As you probably already heard, Microsoft is looking to purchase Activision Blizzard for a whopping $US68.7 ($95) billion. But why Activision CEO Bobby Kotick suddenly decided to give up control of the company and where that leaves the beleaguered executive after the ink dries changes depending on who you ask.
Kotick himself, for example, said it’s all about ensuring Activision has the resources to tackle future trends.
“We were looking over the course of the next couple of years and starting to realise that we need thousands of people to be able to execute against our production plans,” Kotick explained during an unsurprisingly obsequious interview by GamesBeat. “We need them in disciplines like AI and machine learning, or in data analytics, or in purpose-built cloud and cybersecurity — and that we just don’t have. And that competition for that talent is expensive, and really hard to come by.”
As for Kotick’s tenure, all parties involved have reiterated that he will remain CEO of Activision Blizzard for the foreseeable future. Microsoft CEO Satya Nadella even went as far as to say he’s “grateful” for Kotick’s “leadership and commitment to real culture change,” a very puzzling compliment to pay to a man as vile as Kotick has proven to be over the course of, well, his entire career.
Additional reporting, however, throws the stated reasons for the Microsoft acquisition and the prospect of Kotick potentially sticking around into question.
According to both The Wall Street Journal and Bloomberg, Kotick is expected to leave Activision as soon as Microsoft’s purchase is finalised in the next fiscal year. Kotick’s reputation in the public sphere is at an all-time low following the sexual harassment lawsuit filed against Activision Blizzard by the state of California and news of Kotick’s own culpability. It only makes sense that Activision’s new owners would want to divorce the company from the man currently in charge.

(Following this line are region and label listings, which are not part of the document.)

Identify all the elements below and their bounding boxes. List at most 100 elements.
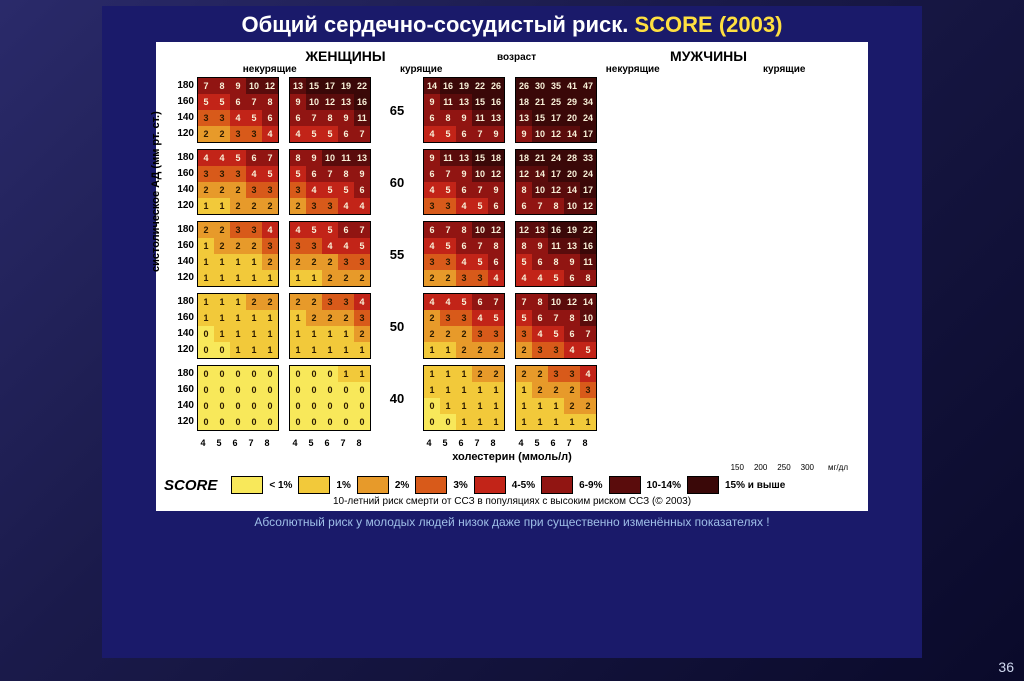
risk-cell: 6 — [472, 294, 488, 310]
risk-cell: 12 — [516, 222, 532, 238]
risk-cell: 28 — [564, 150, 580, 166]
risk-cell: 0 — [246, 382, 262, 398]
source-line: 10-летний риск смерти от ССЗ в популяция… — [164, 496, 860, 507]
risk-cell: 4 — [354, 294, 370, 310]
risk-cell: 3 — [354, 310, 370, 326]
page-number: 36 — [998, 659, 1014, 675]
bp-labels: 180160140120 — [164, 150, 197, 214]
risk-cell: 8 — [548, 198, 564, 214]
grid-women-sm-40: 00011000000000000000 — [289, 365, 371, 431]
risk-cell: 9 — [306, 150, 322, 166]
risk-cell: 7 — [548, 310, 564, 326]
risk-cell: 2 — [440, 270, 456, 286]
risk-cell: 7 — [322, 166, 338, 182]
risk-cell: 17 — [580, 126, 596, 142]
x-axis-ticks: 45678456784567845678 — [194, 437, 860, 449]
risk-cell: 8 — [322, 110, 338, 126]
risk-cell: 17 — [548, 166, 564, 182]
risk-cell: 6 — [456, 238, 472, 254]
risk-cell: 0 — [214, 342, 230, 358]
risk-cell: 0 — [262, 414, 278, 430]
risk-cell: 5 — [230, 150, 246, 166]
risk-cell: 29 — [564, 94, 580, 110]
grid-men-sm-60: 182124283312141720248101214176781012 — [515, 149, 597, 215]
grid-men-nonsm-50: 44567233452223311222 — [423, 293, 505, 359]
risk-cell: 7 — [580, 326, 596, 342]
risk-cell: 5 — [306, 222, 322, 238]
age-rows-container: 1801601401207891012556783345622334131517… — [164, 77, 860, 431]
risk-cell: 0 — [322, 398, 338, 414]
risk-cell: 1 — [306, 270, 322, 286]
risk-cell: 35 — [548, 78, 564, 94]
risk-cell: 22 — [580, 222, 596, 238]
risk-cell: 10 — [472, 222, 488, 238]
grid-women-nonsm-55: 22334122231111211111 — [197, 221, 279, 287]
risk-cell: 4 — [290, 126, 306, 142]
risk-cell: 10 — [472, 166, 488, 182]
risk-cell: 2 — [424, 270, 440, 286]
risk-cell: 5 — [440, 182, 456, 198]
risk-cell: 12 — [548, 126, 564, 142]
risk-cell: 4 — [424, 294, 440, 310]
risk-cell: 17 — [580, 182, 596, 198]
risk-cell: 8 — [532, 294, 548, 310]
legend-swatch — [357, 476, 389, 494]
risk-cell: 2 — [214, 238, 230, 254]
risk-cell: 41 — [564, 78, 580, 94]
risk-cell: 1 — [246, 254, 262, 270]
risk-cell: 5 — [548, 270, 564, 286]
risk-cell: 16 — [548, 222, 564, 238]
risk-cell: 3 — [306, 198, 322, 214]
risk-cell: 2 — [338, 310, 354, 326]
risk-cell: 1 — [198, 310, 214, 326]
risk-cell: 3 — [338, 254, 354, 270]
risk-cell: 3 — [198, 110, 214, 126]
risk-cell: 4 — [456, 198, 472, 214]
risk-cell: 9 — [424, 94, 440, 110]
risk-cell: 5 — [516, 310, 532, 326]
risk-cell: 21 — [532, 94, 548, 110]
risk-cell: 25 — [548, 94, 564, 110]
risk-cell: 12 — [548, 182, 564, 198]
risk-cell: 2 — [532, 382, 548, 398]
risk-cell: 4 — [488, 270, 504, 286]
risk-cell: 1 — [424, 342, 440, 358]
risk-cell: 1 — [306, 342, 322, 358]
risk-cell: 5 — [354, 238, 370, 254]
risk-cell: 7 — [354, 222, 370, 238]
risk-cell: 2 — [354, 326, 370, 342]
risk-cell: 2 — [306, 294, 322, 310]
risk-cell: 4 — [262, 222, 278, 238]
risk-cell: 9 — [564, 254, 580, 270]
risk-cell: 1 — [246, 342, 262, 358]
risk-cell: 1 — [214, 254, 230, 270]
risk-cell: 1 — [306, 326, 322, 342]
risk-cell: 4 — [198, 150, 214, 166]
grid-women-sm-55: 45567334452223311222 — [289, 221, 371, 287]
grid-women-nonsm-40: 00000000000000000000 — [197, 365, 279, 431]
risk-cell: 1 — [516, 398, 532, 414]
risk-cell: 1 — [456, 366, 472, 382]
risk-cell: 9 — [532, 238, 548, 254]
risk-cell: 9 — [354, 166, 370, 182]
risk-cell: 1 — [440, 398, 456, 414]
risk-cell: 33 — [580, 150, 596, 166]
risk-cell: 8 — [564, 310, 580, 326]
risk-cell: 5 — [246, 110, 262, 126]
age-row-40: 1801601401200000000000000000000000011000… — [164, 365, 860, 431]
risk-cell: 2 — [230, 198, 246, 214]
legend-swatch — [298, 476, 330, 494]
risk-cell: 1 — [548, 398, 564, 414]
risk-cell: 2 — [548, 382, 564, 398]
risk-cell: 10 — [306, 94, 322, 110]
risk-cell: 30 — [532, 78, 548, 94]
risk-cell: 4 — [262, 126, 278, 142]
risk-cell: 1 — [214, 198, 230, 214]
risk-cell: 34 — [580, 94, 596, 110]
legend-label: 1% — [336, 480, 350, 491]
risk-cell: 1 — [214, 326, 230, 342]
risk-cell: 3 — [262, 238, 278, 254]
risk-cell: 7 — [472, 126, 488, 142]
risk-cell: 4 — [306, 182, 322, 198]
bp-labels: 180160140120 — [164, 222, 197, 286]
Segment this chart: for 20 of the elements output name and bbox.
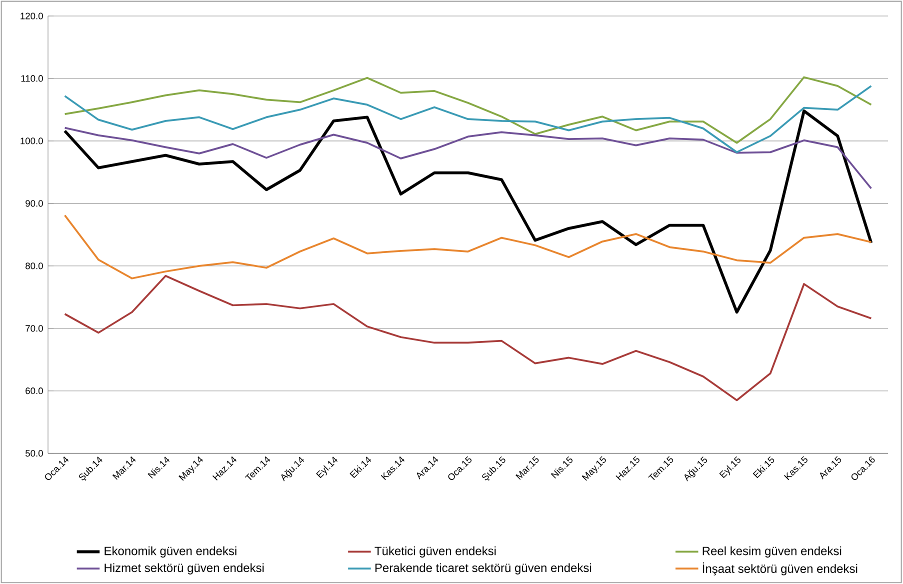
y-tick-label: 50.0 [26, 450, 43, 457]
legend-label: Hizmet sektörü güven endeksi [104, 563, 264, 574]
y-tick-label: 90.0 [26, 200, 43, 207]
legend-label: Tüketici güven endeksi [374, 546, 496, 558]
line-series [64, 85, 872, 154]
legend-label: İnşaat sektörü güven endeksi [702, 562, 858, 576]
legend-label: Reel kesim güven endeksi [702, 546, 842, 558]
line-series [63, 109, 873, 314]
line-series [64, 76, 872, 144]
y-tick-label: 80.0 [26, 262, 43, 270]
line-series [64, 274, 872, 402]
line-series [64, 214, 872, 280]
y-tick-label: 110.0 [21, 75, 43, 82]
line-series [64, 126, 872, 190]
y-tick-label: 60.0 [26, 388, 43, 394]
y-tick-label: 70.0 [26, 325, 43, 332]
legend-label: Perakende ticaret sektörü güven endeksi [375, 563, 592, 574]
y-tick-label: 120.0 [20, 12, 43, 20]
y-tick-label: 100.0 [20, 138, 43, 144]
legend-label: Ekonomik güven endeksi [104, 546, 236, 558]
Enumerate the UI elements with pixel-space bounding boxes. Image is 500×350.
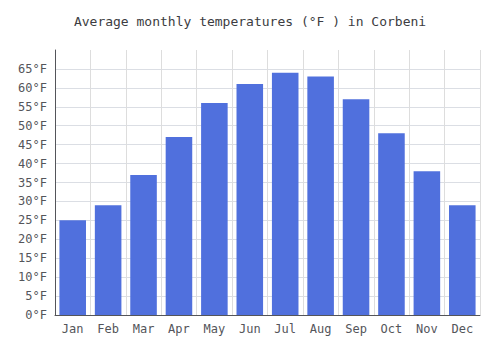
svg-text:25°F: 25°F [18,213,47,227]
svg-text:Feb: Feb [97,322,119,336]
svg-text:Mar: Mar [133,322,155,336]
svg-text:20°F: 20°F [18,232,47,246]
svg-text:Jan: Jan [62,322,84,336]
svg-text:May: May [204,322,226,336]
svg-text:65°F: 65°F [18,62,47,76]
svg-text:40°F: 40°F [18,157,47,171]
svg-text:Jun: Jun [239,322,261,336]
svg-text:45°F: 45°F [18,138,47,152]
svg-text:30°F: 30°F [18,194,47,208]
svg-text:10°F: 10°F [18,270,47,284]
svg-text:50°F: 50°F [18,119,47,133]
svg-text:15°F: 15°F [18,251,47,265]
svg-text:35°F: 35°F [18,176,47,190]
svg-text:Apr: Apr [168,322,190,336]
svg-text:5°F: 5°F [25,289,47,303]
svg-text:Sep: Sep [345,322,367,336]
svg-text:60°F: 60°F [18,81,47,95]
svg-text:Nov: Nov [416,322,438,336]
svg-text:Jul: Jul [274,322,296,336]
svg-text:Average monthly temperatures (: Average monthly temperatures (°F ) in Co… [74,14,426,29]
svg-text:Oct: Oct [381,322,403,336]
svg-text:55°F: 55°F [18,100,47,114]
svg-text:0°F: 0°F [25,308,47,322]
svg-text:Dec: Dec [451,322,473,336]
svg-text:Aug: Aug [310,322,332,336]
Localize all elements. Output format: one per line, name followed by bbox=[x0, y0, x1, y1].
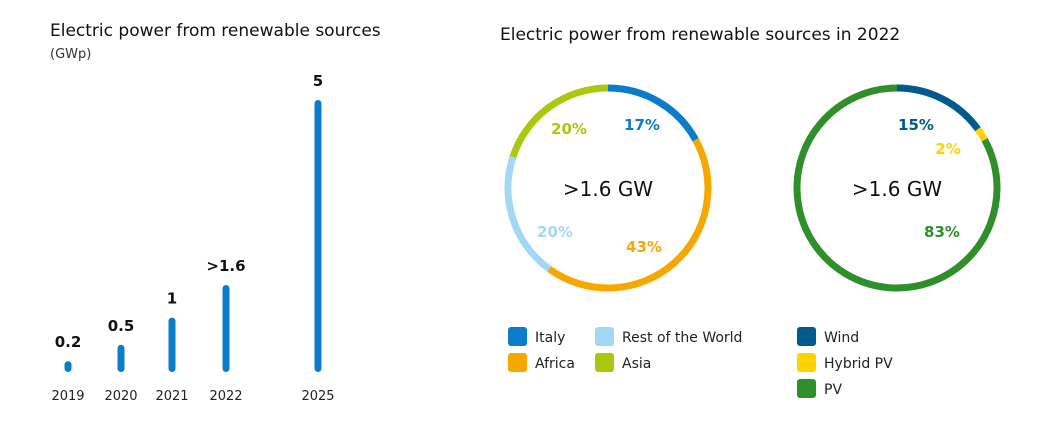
legend-label: Hybrid PV bbox=[824, 356, 893, 372]
donut-center-label: >1.6 GW bbox=[852, 177, 942, 201]
donut-slice-hybrid-pv bbox=[975, 127, 988, 142]
x-tick-label: 2020 bbox=[104, 389, 137, 404]
legend-swatch-wind bbox=[797, 327, 816, 346]
donut-slice-italy bbox=[607, 84, 699, 142]
legend-label: PV bbox=[824, 382, 842, 398]
x-tick-label: 2025 bbox=[301, 389, 334, 404]
donut-chart-title: Electric power from renewable sources in… bbox=[500, 25, 901, 45]
slice-percent-label: 15% bbox=[898, 116, 934, 134]
legend-swatch-rest-of-the-world bbox=[595, 327, 614, 346]
bar-value-label: 1 bbox=[167, 290, 177, 308]
donut-center-label: >1.6 GW bbox=[563, 177, 653, 201]
donut-slice-wind bbox=[896, 84, 981, 132]
donut-slice-rest-of-the-world bbox=[504, 156, 552, 272]
legend-label: Rest of the World bbox=[622, 330, 742, 346]
bar-chart-title: Electric power from renewable sources bbox=[50, 21, 381, 41]
slice-percent-label: 20% bbox=[537, 223, 573, 241]
bar-2022 bbox=[222, 284, 230, 372]
legend-swatch-pv bbox=[797, 379, 816, 398]
legend-swatch-africa bbox=[508, 353, 527, 372]
slice-percent-label: 43% bbox=[626, 238, 662, 256]
slice-percent-label: 2% bbox=[935, 140, 960, 158]
bar-2025 bbox=[314, 100, 322, 372]
bar-value-label: 5 bbox=[313, 72, 323, 90]
donut-slice-asia bbox=[509, 84, 609, 159]
bar-chart-unit: (GWp) bbox=[50, 47, 92, 62]
legend-label: Asia bbox=[622, 356, 651, 372]
donut-slice-pv bbox=[793, 84, 1001, 292]
bar-value-label: 0.2 bbox=[55, 333, 82, 351]
x-tick-label: 2019 bbox=[51, 389, 84, 404]
bar-2020 bbox=[117, 344, 125, 372]
x-tick-label: 2021 bbox=[155, 389, 188, 404]
bar-value-label: 0.5 bbox=[108, 317, 135, 335]
legend-label: Italy bbox=[535, 330, 565, 346]
bar-value-label: >1.6 bbox=[206, 257, 245, 275]
legend-swatch-asia bbox=[595, 353, 614, 372]
legend-label: Africa bbox=[535, 356, 575, 372]
x-tick-label: 2022 bbox=[209, 389, 242, 404]
legend-label: Wind bbox=[824, 330, 859, 346]
slice-percent-label: 17% bbox=[624, 116, 660, 134]
bar-2019 bbox=[64, 361, 72, 372]
legend-swatch-hybrid-pv bbox=[797, 353, 816, 372]
legend-swatch-italy bbox=[508, 327, 527, 346]
slice-percent-label: 83% bbox=[924, 223, 960, 241]
slice-percent-label: 20% bbox=[551, 120, 587, 138]
bar-2021 bbox=[168, 317, 176, 372]
donut-slice-africa bbox=[547, 138, 712, 292]
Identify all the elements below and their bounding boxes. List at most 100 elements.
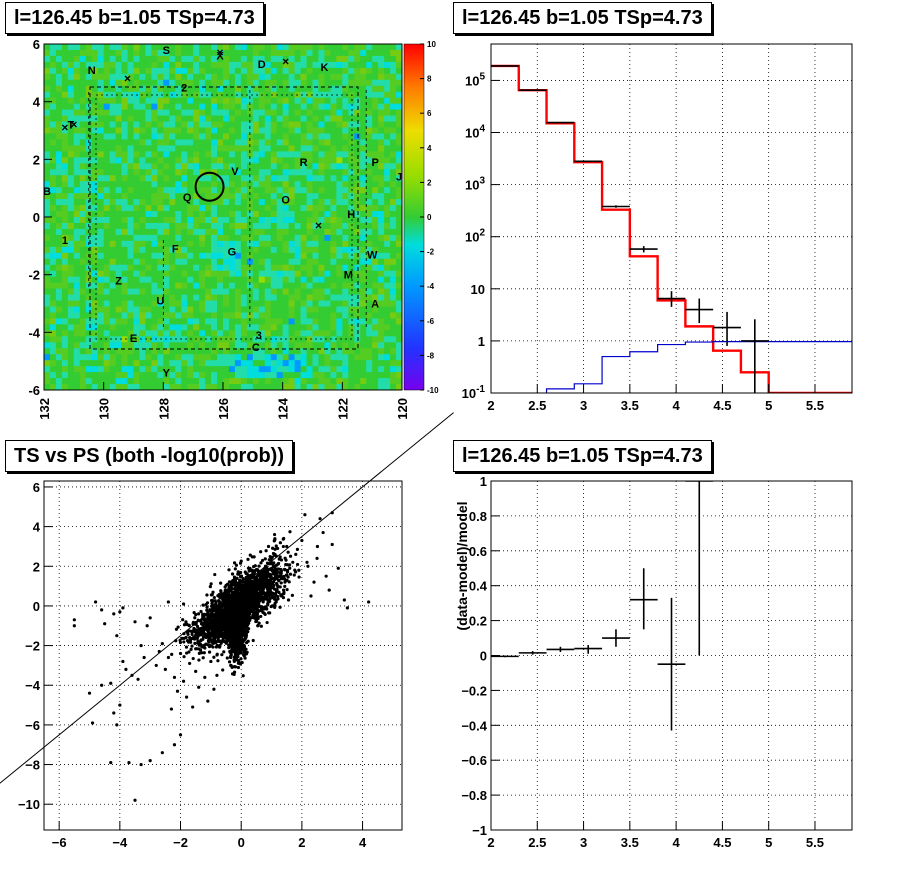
heatmap-cell [49, 264, 57, 272]
heatmap-cell [223, 85, 230, 93]
heatmap-cell [49, 336, 57, 343]
heatmap-cell [145, 97, 152, 105]
heatmap-cell [67, 234, 75, 242]
heatmap-cell [270, 145, 278, 152]
heatmap-cell [121, 97, 129, 105]
heatmap-cell [276, 91, 284, 99]
heatmap-cell [187, 366, 194, 373]
heatmap-cell [276, 354, 284, 361]
heatmap-cell [270, 318, 278, 325]
heatmap-cell [378, 252, 385, 260]
heatmap-cell [264, 378, 272, 385]
heatmap-cell [199, 282, 206, 290]
heatmap-cell [79, 324, 87, 331]
heatmap-cell [175, 97, 182, 105]
heatmap-cell [223, 366, 230, 373]
heatmap-cell [240, 121, 248, 129]
heatmap-cell [157, 205, 164, 212]
heatmap-cell [300, 240, 308, 248]
heatmap-cell [67, 139, 75, 146]
heatmap-cell [258, 169, 266, 176]
heatmap-cell [330, 222, 337, 230]
heatmap-cell [282, 73, 290, 81]
heatmap-cell [127, 163, 134, 170]
heatmap-cell [67, 115, 75, 123]
heatmap-cell [115, 234, 123, 242]
heatmap-cell [175, 276, 182, 284]
heatmap-cell [97, 324, 105, 331]
heatmap-cell [264, 330, 272, 337]
heatmap-cell [217, 366, 224, 373]
heatmap-cell [318, 246, 325, 254]
heatmap-cell [372, 151, 379, 158]
heatmap-cell [211, 324, 218, 331]
heatmap-cell [378, 115, 385, 123]
heatmap-cell [246, 97, 254, 105]
heatmap-cell [211, 366, 218, 373]
heatmap-cell [348, 228, 355, 236]
heatmap-cell [372, 61, 379, 69]
heatmap-cell [55, 300, 63, 307]
heatmap-cell [55, 157, 63, 164]
heatmap-cell [348, 151, 355, 158]
heatmap-cell [306, 324, 313, 331]
heatmap-cell [342, 211, 349, 218]
heatmap-cell [288, 348, 296, 355]
heatmap-cell [336, 342, 343, 349]
heatmap-cell [324, 354, 331, 361]
heatmap-cell [300, 324, 308, 331]
heatmap-cell [181, 187, 188, 194]
heatmap-cell [324, 217, 331, 224]
heatmap-cell [378, 139, 385, 146]
heatmap-cell [91, 246, 99, 254]
heatmap-cell [240, 79, 248, 87]
heatmap-cell [348, 103, 355, 111]
heatmap-cell [258, 151, 266, 158]
map-cross-marker: × [282, 54, 289, 68]
heatmap-cell [330, 67, 337, 75]
heatmap-cell [205, 217, 212, 224]
heatmap-cell [240, 199, 248, 206]
heatmap-cell [55, 85, 63, 93]
heatmap-cell [139, 109, 146, 117]
heatmap-cell [193, 103, 200, 111]
heatmap-cell [103, 372, 111, 379]
heatmap-cell [49, 222, 57, 230]
heatmap-cell [330, 163, 337, 170]
heatmap-cell [240, 294, 248, 302]
heatmap-cell [151, 91, 158, 99]
heatmap-cell [115, 97, 123, 105]
heatmap-cell [348, 270, 355, 278]
heatmap-cell [151, 252, 158, 260]
heatmap-cell [318, 67, 325, 75]
heatmap-cell [366, 115, 373, 123]
heatmap-cell [193, 222, 200, 230]
heatmap-cell [61, 342, 69, 349]
heatmap-cell [139, 217, 146, 224]
heatmap-cell [49, 133, 57, 140]
heatmap-cell [258, 187, 266, 194]
heatmap-cell [240, 97, 248, 105]
heatmap-cell [264, 306, 272, 313]
heatmap-cell [163, 234, 170, 242]
heatmap-cell [276, 163, 284, 170]
heatmap-cell [330, 312, 337, 319]
heatmap-cell [390, 97, 397, 105]
heatmap-cell [378, 169, 385, 176]
heatmap-cell [276, 181, 284, 188]
heatmap-cell [300, 44, 308, 51]
heatmap-cell [366, 151, 373, 158]
heatmap-cell [217, 222, 224, 230]
heatmap-cell [306, 276, 313, 284]
heatmap-cell [342, 145, 349, 152]
heatmap-cell [151, 175, 158, 182]
heatmap-cell [276, 342, 284, 349]
heatmap-cell [252, 109, 260, 117]
heatmap-cell [228, 318, 236, 325]
heatmap-cell [330, 336, 337, 343]
heatmap-cell [288, 103, 296, 111]
heatmap-cell [181, 366, 188, 373]
heatmap-cell [360, 199, 367, 206]
heatmap-cell [294, 103, 302, 111]
heatmap-cell [330, 252, 337, 260]
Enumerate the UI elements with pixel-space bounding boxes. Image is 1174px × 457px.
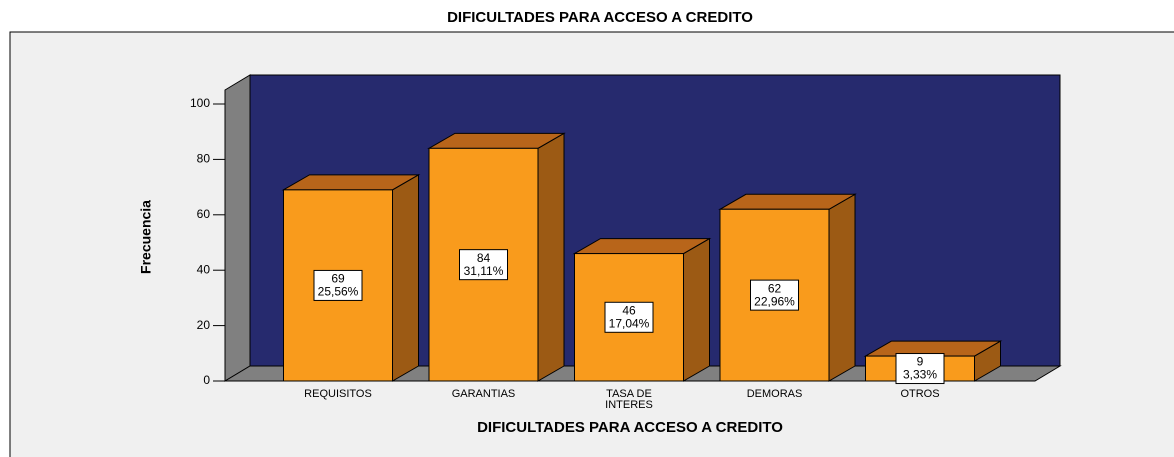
bar-side: [392, 174, 419, 382]
label-box: [313, 269, 363, 301]
value-label: 46: [622, 303, 636, 317]
y-tick-label: 0: [203, 373, 210, 387]
percent-label: 22,96%: [754, 294, 795, 308]
x-tick-label: DEMORAS: [746, 388, 803, 400]
y-tick-label: 80: [197, 152, 211, 166]
y-tick-label: 20: [197, 318, 211, 332]
label-box: [459, 249, 508, 281]
x-tick-label: TASA DE INTERES: [605, 388, 653, 411]
bar-side: [828, 193, 856, 382]
value-label: 69: [331, 272, 345, 286]
y-tick-label: 40: [197, 262, 211, 276]
percent-label: 25,56%: [318, 285, 359, 299]
chart-title: DIFICULTADES PARA ACCESO A CREDITO: [447, 9, 753, 26]
label-box: [895, 353, 945, 385]
bar-side: [683, 237, 710, 382]
bar-side: [537, 132, 565, 382]
value-label: 62: [768, 281, 782, 295]
x-tick-label: REQUISITOS: [304, 388, 372, 400]
side-wall: [224, 74, 251, 382]
percent-label: 3,33%: [903, 368, 937, 382]
y-axis-title: Frecuencia: [138, 200, 154, 274]
x-tick-label: GARANTIAS: [451, 388, 516, 400]
label-box: [750, 279, 799, 311]
percent-label: 31,11%: [464, 264, 504, 278]
label-box: [604, 301, 654, 333]
y-tick-label: 100: [190, 96, 210, 110]
x-axis-title: DIFICULTADES PARA ACCESO A CREDITO: [477, 419, 783, 436]
x-tick-label: OTROS: [900, 388, 940, 400]
y-tick-label: 60: [197, 207, 211, 221]
value-label: 84: [477, 251, 491, 265]
value-label: 9: [917, 355, 924, 369]
percent-label: 17,04%: [609, 316, 650, 330]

Bloomberg’s reporting further notes that it was these same controversies that prompted Microsoft to swoop in and attempt to gobble Activision Blizzard up in the first place. Someone familiar with the proceedings told Bloomberg that Kotick didn’t want to sell but surprisingly held too little leverage with his cronies on the Activision board to resist an acquisition.
Despite Kotick’s initial reservations and potential future ousting, Microsoft’s purchase of Activision Blizzard should provide yet another lucrative payday for one of the highest-paid CEOs in the United States.
A quick scan of various independent sources shows Kotick holding anywhere from 3.9 million to 4.3 million shares in Activision Blizzard, amounting to upward of a $US408.5 ($567) million windfall at the $US95 ($132) a share on offer by Microsoft. And that’s not even factoring in the hundreds of millions in potential benefits he’s been promised for just leaving the company.
Honestly, it couldn’t have happened to a more stand-up guy.